The straight-to-DVD-or-Netflix movie is one thing, but what do you call a film that’s apparently so dead it doesn’t even rate the video bin? How can a film be so bad that its producers don’t want to even earn at least some lunch and subway-pass money from this or that video platform? I understand write-offs but what’s the point of throwing a movie into a ten-foot-deep hole and covering it up with dirt?


Sienna Miller during filming of Beeban Kidron’s Hippie Hippie Shake

Case in point: Beeban Kidron‘s Hippie Hippie Shake, a piece-of-shit adaptation of Richard Neville‘s memoir about running Oz, the famed London counter-culture weekly, in the late ’60s. Shot in late ’07 and then gradually and sluggishly abandoned by distributors (including Universal), it’s not purchasable or rentable anywhere. I tried to watch it on Yidio.com and Lovefilm.com…nothing happened.

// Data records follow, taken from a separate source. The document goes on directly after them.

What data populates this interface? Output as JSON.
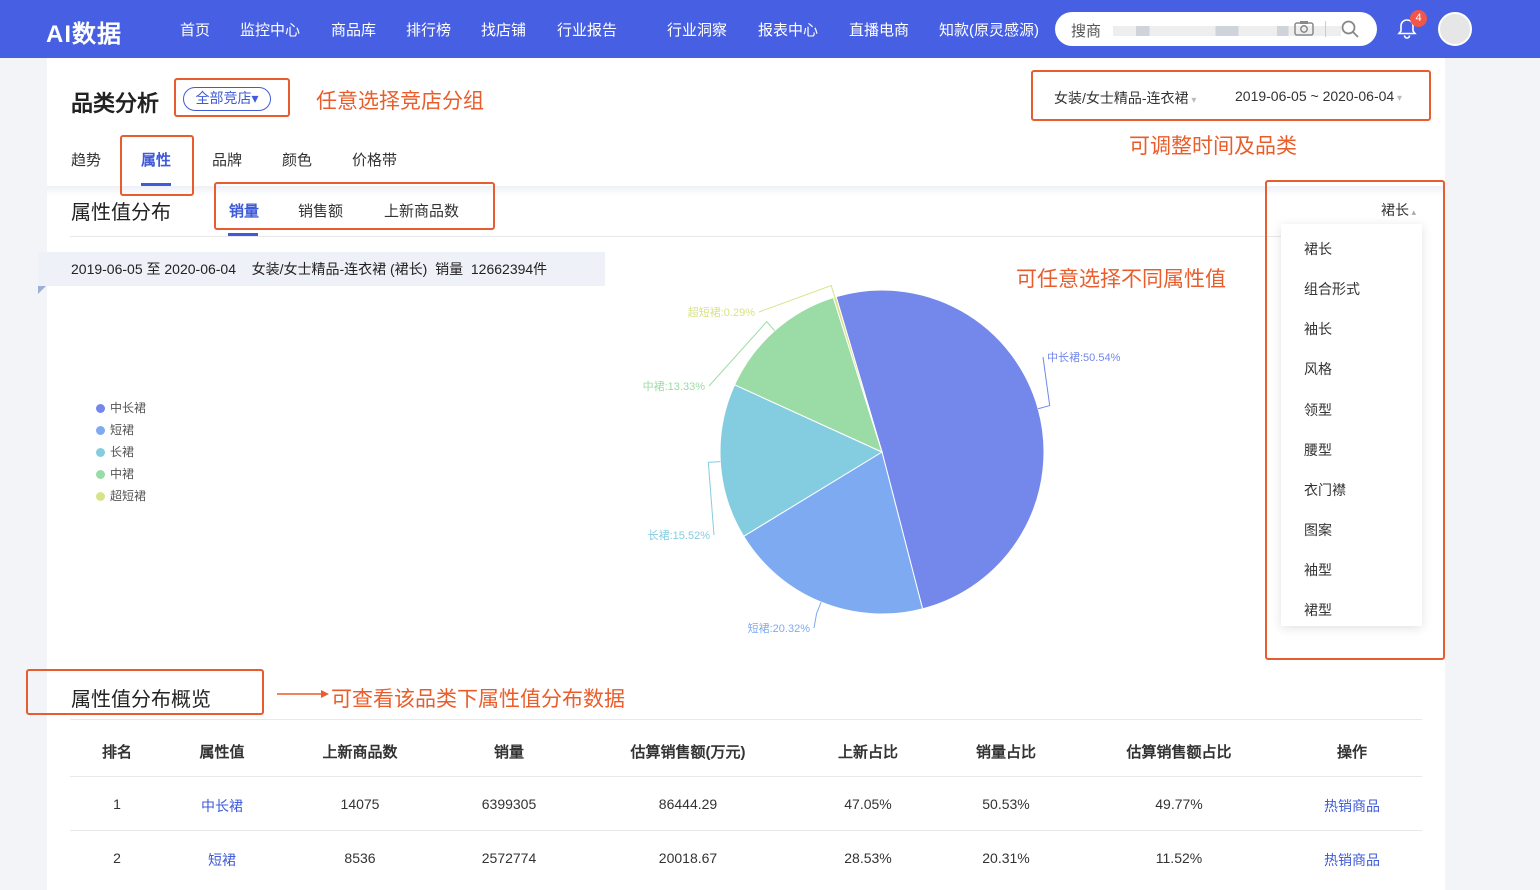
{
  "header": {
    "logo": "AI数据",
    "nav": [
      "首页",
      "监控中心",
      "商品库",
      "排行榜",
      "找店铺",
      "行业报告",
      "行业洞察",
      "报表中心",
      "直播电商",
      "知款(原灵感源)"
    ],
    "search_placeholder": "搜商",
    "notification_count": "4",
    "brand_color": "#4760e3"
  },
  "page": {
    "title": "品类分析",
    "group_chip": "全部竞店▾",
    "category_filter": "女装/女士精品-连衣裙",
    "date_range": "2019-06-05 ~ 2020-06-04",
    "tabs": [
      "趋势",
      "属性",
      "品牌",
      "颜色",
      "价格带"
    ],
    "active_tab": "属性"
  },
  "distribution": {
    "title": "属性值分布",
    "metric_tabs": [
      "销量",
      "销售额",
      "上新商品数"
    ],
    "active_metric": "销量",
    "attribute_selector": "裙长",
    "info_line": "2019-06-05 至 2020-06-04    女装/女士精品-连衣裙 (裙长)  销量  12662394件",
    "dropdown_options": [
      "裙长",
      "组合形式",
      "袖长",
      "风格",
      "领型",
      "腰型",
      "衣门襟",
      "图案",
      "袖型",
      "裙型"
    ]
  },
  "chart_data": {
    "type": "pie",
    "slices": [
      {
        "name": "中长裙",
        "value": 50.54,
        "label": "中长裙:50.54%",
        "color": "#7487ea"
      },
      {
        "name": "短裙",
        "value": 20.32,
        "label": "短裙:20.32%",
        "color": "#7eaaf1"
      },
      {
        "name": "长裙",
        "value": 15.52,
        "label": "长裙:15.52%",
        "color": "#84cde0"
      },
      {
        "name": "中裙",
        "value": 13.33,
        "label": "中裙:13.33%",
        "color": "#9bdca6"
      },
      {
        "name": "超短裙",
        "value": 0.29,
        "label": "超短裙:0.29%",
        "color": "#d9e38a"
      }
    ],
    "legend": [
      "中长裙",
      "短裙",
      "长裙",
      "中裙",
      "超短裙"
    ],
    "legend_position": "left"
  },
  "overview": {
    "title": "属性值分布概览",
    "columns": [
      "排名",
      "属性值",
      "上新商品数",
      "销量",
      "估算销售额(万元)",
      "上新占比",
      "销量占比",
      "估算销售额占比",
      "操作"
    ],
    "rows": [
      [
        "1",
        "中长裙",
        "14075",
        "6399305",
        "86444.29",
        "47.05%",
        "50.53%",
        "49.77%",
        "热销商品"
      ],
      [
        "2",
        "短裙",
        "8536",
        "2572774",
        "20018.67",
        "28.53%",
        "20.31%",
        "11.52%",
        "热销商品"
      ]
    ]
  },
  "annotations": {
    "group": "任意选择竞店分组",
    "time_category": "可调整时间及品类",
    "attribute": "可任意选择不同属性值",
    "overview": "可查看该品类下属性值分布数据"
  }
}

Don’t those nude scenes of Sienna Miller matter to anyone?

I think it’s because ’60s hippie movies always put out some kind of impossible-to-stomach, go-away-and-stay-away atmosphere. Four and a half years ago I wrote that “I’d love to see this Tim Bevan-Eric Fellner production do it right, but haven’t hippie films always been a problem? Isn’t there some kind of curse upon any film trying to reenact or reconstitute that old love beads-slash-Bhagavad Gita-slash-Moody Blues vibe? Isn’t there something immensely difficult if not impossible in trying to make that incense-and-peppermints chemistry seem palatable by the standards of 21st Century culture?”

Three years ago I wrote that “the rep of this poor misbegotten film has gone from intriguing to worrisome to there-must-be-something-wrong to massive fartbomb.”

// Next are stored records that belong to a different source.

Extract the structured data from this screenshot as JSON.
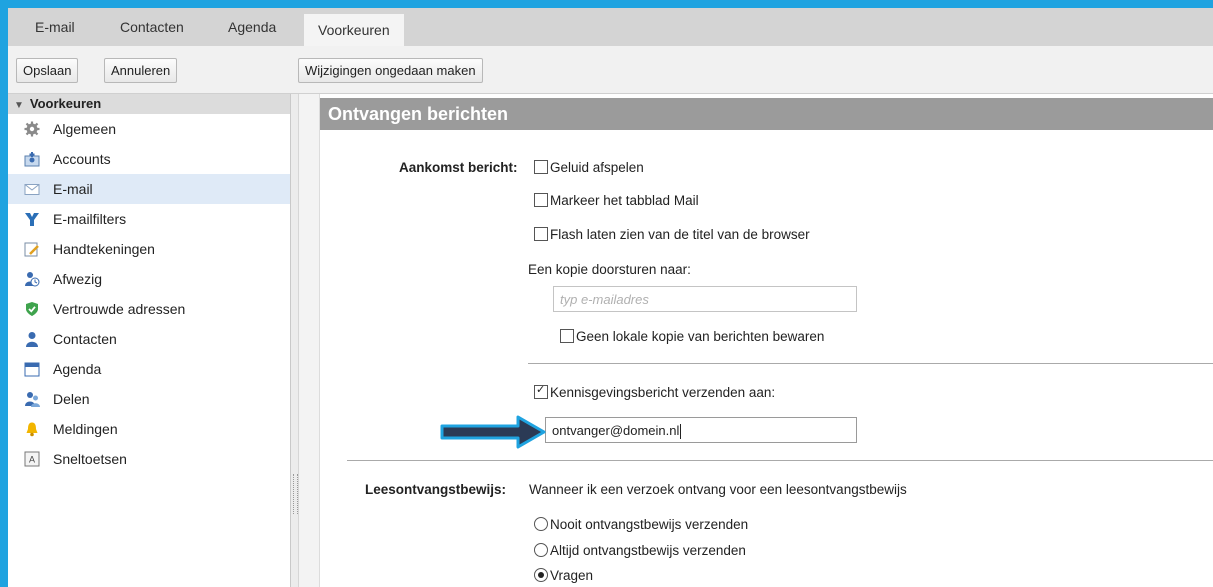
{
  "tabs": [
    "E-mail",
    "Contacten",
    "Agenda",
    "Voorkeuren"
  ],
  "toolbar": {
    "save": "Opslaan",
    "cancel": "Annuleren",
    "undo": "Wijzigingen ongedaan maken"
  },
  "sidebar": {
    "header": "Voorkeuren",
    "items": [
      {
        "label": "Algemeen",
        "icon": "gear-icon"
      },
      {
        "label": "Accounts",
        "icon": "accounts-icon"
      },
      {
        "label": "E-mail",
        "icon": "mail-icon"
      },
      {
        "label": "E-mailfilters",
        "icon": "filter-icon"
      },
      {
        "label": "Handtekeningen",
        "icon": "signature-icon"
      },
      {
        "label": "Afwezig",
        "icon": "away-icon"
      },
      {
        "label": "Vertrouwde adressen",
        "icon": "shield-icon"
      },
      {
        "label": "Contacten",
        "icon": "contact-icon"
      },
      {
        "label": "Agenda",
        "icon": "calendar-icon"
      },
      {
        "label": "Delen",
        "icon": "share-icon"
      },
      {
        "label": "Meldingen",
        "icon": "bell-icon"
      },
      {
        "label": "Sneltoetsen",
        "icon": "keyboard-icon"
      }
    ],
    "selected": "E-mail"
  },
  "section": {
    "title": "Ontvangen berichten",
    "arrival_label": "Aankomst bericht:",
    "opt_sound": "Geluid afspelen",
    "opt_mark_tab": "Markeer het tabblad Mail",
    "opt_flash": "Flash laten zien van de titel van de browser",
    "forward_label": "Een kopie doorsturen naar:",
    "forward_placeholder": "typ e-mailadres",
    "no_local_copy": "Geen lokale kopie van berichten bewaren",
    "notify_label": "Kennisgevingsbericht verzenden aan:",
    "notify_value": "ontvanger@domein.nl",
    "receipt_label": "Leesontvangstbewijs:",
    "receipt_desc": "Wanneer ik een verzoek ontvang voor een leesontvangstbewijs",
    "receipt_never": "Nooit ontvangstbewijs verzenden",
    "receipt_always": "Altijd ontvangstbewijs verzenden",
    "receipt_ask": "Vragen"
  },
  "colors": {
    "frame_border": "#1fa3e0",
    "section_header": "#9b9b9b",
    "arrow_fill": "#2b3a55",
    "arrow_outline": "#1fa3e0"
  }
}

Roughly 18 months ago Sydney Morning Herald reporters Gary Maddox and Steve Meacham wrote that “more than three years after the film was shot in England, rumours that Hippie Hippie Shake has turned out dismally have proved to be accurate. After a promised release failed to eventuate last year, the British production company, Working Title, has confirmed it will not reach cinemas. A distribution source said: ”There are cases where movies just come out really…badly.”

And yet in late ’08 two reviews were posted that said Hippie Hippie Shake was at least watchable — one from British blogger Matt Robinson and another from AICN’s “Harry Palmer.”